Before I could turn the lock, I felt her fingers clamp onto the fabric of my jacket.
Her grip possessed an overwhelming force. She yanked me backward violently, throwing me onto the floor under a window. I scrambled onto my back, kicking out wildly with my boots. She crawled over my legs, pinning me down, her yellow eyes glowing in the dark, her jaw hanging at a strange, broken angle from where I had struck her. She opened her mouth, revealing rows of elongated, razor-sharp teeth, and lunged toward my throat.
In a moment of desperate clarity, I remembered the excuse she had given me at the door.
I stopped trying to push her away. Instead, I reached my arm entirely over my head, stretching my hand toward the window above us. My fingers found the edge of the thick duct tape holding the dark paper in place.
I grabbed the paper and ripped it downward with every ounce of strength I had left.
The layers tore away from the glass. The intense, brilliant light of the afternoon sun blasted through the window, flooding the dark entryway with direct sunlight.
The beam of sunlight struck the woman directly across her back and the side of her face.
The reaction was instantaneous and horrific. The moment the light touched her pale skin, she released a deafening, piercing shriek of pure agony. Her skin began to rapidly blister, turning a sickening shade of charred black while thick, foul-smelling smoke poured from her flesh. It sounded like raw meat being thrown onto a scorching iron grill.
She released my jacket immediately, scrambling backward off my body and throwing her arms over her burning face. She threw herself into the shadows of the living room, retreating away from the lethal sunlight, screaming and thrashing against the hoarded boxes.
I did not hesitate for a single second. I ran to the front door, twisted the deadbolt, pulled the front door open, and threw myself out onto the sunlit porch. I slammed the door shut behind me, ran down the driveway, and threw myself into my county vehicle. I locked the car doors, jammed the key into the ignition, and sped away from the affluent neighborhood as fast as the engine would allow.

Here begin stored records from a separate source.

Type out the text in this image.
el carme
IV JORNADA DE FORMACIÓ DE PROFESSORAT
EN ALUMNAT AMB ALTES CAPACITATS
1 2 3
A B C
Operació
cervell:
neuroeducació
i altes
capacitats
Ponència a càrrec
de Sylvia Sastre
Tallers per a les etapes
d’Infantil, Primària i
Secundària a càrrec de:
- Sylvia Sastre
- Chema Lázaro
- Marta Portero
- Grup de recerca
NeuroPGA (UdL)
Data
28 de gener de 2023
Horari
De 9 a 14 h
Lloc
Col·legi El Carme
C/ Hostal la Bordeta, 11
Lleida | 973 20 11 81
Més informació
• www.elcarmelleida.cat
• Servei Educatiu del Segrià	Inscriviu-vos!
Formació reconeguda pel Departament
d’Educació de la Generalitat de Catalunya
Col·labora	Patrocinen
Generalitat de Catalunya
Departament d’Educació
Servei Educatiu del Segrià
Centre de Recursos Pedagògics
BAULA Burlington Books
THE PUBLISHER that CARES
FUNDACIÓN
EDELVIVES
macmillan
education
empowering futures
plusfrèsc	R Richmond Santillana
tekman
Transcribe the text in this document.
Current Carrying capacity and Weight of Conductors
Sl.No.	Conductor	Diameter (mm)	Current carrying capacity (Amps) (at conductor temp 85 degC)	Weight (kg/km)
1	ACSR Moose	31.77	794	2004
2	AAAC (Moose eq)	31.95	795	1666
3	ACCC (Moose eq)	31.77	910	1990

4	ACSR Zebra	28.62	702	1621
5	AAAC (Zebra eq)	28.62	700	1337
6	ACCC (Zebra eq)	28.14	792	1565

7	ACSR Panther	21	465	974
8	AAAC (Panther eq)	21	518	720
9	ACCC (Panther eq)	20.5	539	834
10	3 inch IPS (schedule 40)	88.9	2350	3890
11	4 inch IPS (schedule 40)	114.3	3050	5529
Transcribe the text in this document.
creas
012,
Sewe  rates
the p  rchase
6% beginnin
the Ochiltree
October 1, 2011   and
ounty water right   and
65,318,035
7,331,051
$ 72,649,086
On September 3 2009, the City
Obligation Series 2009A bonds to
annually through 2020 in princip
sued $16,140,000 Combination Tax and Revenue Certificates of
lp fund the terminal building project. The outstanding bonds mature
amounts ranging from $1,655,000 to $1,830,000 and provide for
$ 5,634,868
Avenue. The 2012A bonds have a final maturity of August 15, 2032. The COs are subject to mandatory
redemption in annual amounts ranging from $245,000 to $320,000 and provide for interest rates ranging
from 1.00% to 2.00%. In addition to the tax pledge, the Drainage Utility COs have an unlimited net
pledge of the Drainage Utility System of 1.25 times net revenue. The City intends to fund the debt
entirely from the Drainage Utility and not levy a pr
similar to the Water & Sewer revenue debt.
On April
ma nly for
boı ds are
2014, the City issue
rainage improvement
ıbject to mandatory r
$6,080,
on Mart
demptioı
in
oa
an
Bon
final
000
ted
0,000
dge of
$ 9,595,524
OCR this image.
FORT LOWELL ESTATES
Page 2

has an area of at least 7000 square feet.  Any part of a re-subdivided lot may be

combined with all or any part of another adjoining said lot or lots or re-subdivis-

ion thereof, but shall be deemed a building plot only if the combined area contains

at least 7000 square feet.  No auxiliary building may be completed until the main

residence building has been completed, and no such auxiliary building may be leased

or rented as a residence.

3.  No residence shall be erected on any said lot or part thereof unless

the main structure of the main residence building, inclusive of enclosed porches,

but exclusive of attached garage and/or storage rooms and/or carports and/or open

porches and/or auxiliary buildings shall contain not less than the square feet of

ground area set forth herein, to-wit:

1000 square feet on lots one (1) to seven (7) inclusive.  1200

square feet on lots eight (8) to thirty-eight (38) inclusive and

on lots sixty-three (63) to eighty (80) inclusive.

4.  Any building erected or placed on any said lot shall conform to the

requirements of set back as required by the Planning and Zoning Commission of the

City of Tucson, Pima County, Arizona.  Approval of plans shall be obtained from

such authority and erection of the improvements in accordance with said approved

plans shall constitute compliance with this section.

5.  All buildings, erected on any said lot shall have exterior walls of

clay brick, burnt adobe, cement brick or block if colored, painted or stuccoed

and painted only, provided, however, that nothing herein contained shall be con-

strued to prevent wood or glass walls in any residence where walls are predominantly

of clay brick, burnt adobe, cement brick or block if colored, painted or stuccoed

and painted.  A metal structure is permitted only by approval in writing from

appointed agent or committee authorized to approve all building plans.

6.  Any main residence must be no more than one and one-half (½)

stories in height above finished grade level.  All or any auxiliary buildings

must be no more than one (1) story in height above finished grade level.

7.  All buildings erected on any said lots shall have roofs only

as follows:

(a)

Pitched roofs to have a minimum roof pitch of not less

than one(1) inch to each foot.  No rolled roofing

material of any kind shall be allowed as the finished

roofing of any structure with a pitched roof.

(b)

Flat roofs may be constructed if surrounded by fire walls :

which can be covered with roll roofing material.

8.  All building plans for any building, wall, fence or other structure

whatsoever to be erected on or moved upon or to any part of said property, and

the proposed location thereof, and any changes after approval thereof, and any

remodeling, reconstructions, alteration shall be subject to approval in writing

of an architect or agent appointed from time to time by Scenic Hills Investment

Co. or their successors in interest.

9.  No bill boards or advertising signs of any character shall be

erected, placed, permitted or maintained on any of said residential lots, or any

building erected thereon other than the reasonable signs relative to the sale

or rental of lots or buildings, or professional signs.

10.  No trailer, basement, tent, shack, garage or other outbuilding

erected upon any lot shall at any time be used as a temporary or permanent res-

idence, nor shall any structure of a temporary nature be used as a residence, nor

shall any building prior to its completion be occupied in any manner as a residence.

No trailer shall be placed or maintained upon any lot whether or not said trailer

I drove for several miles before I pulled over into a shopping center parking lot to catch my breath and attempt to process what had just occurred.
I did not call the police, or even report the attack to my agency. If I told my supervisors that an eighty-two-year-old woman had been transformed into a vampire creature, my career would have been terminated immediately, and I would have been institutionalized. Instead, I returned to the office, filed the paperwork, and officially reported the house as abandoned. I stated that the resident had likely moved out of state without notifying the county, and the case was quietly closed and filed away into the archives.
I officially closed the case, but exactly one month later, I could not stop myself from driving back to that neighborhood. I parked across the street and looked at the property. The house was completely abandoned. The dark paper had been ripped away from the windows, the overgrown bushes were dying, and the driveway was entirely empty. I do not know where she went. I have no idea what new city or neighborhood she vanished into. But as I sat in my car staring at the vacant home, a deep, cold certainty settled into my stomach. I felt it in my bones. I know, without a shadow of a doubt, that I will meet her again someday.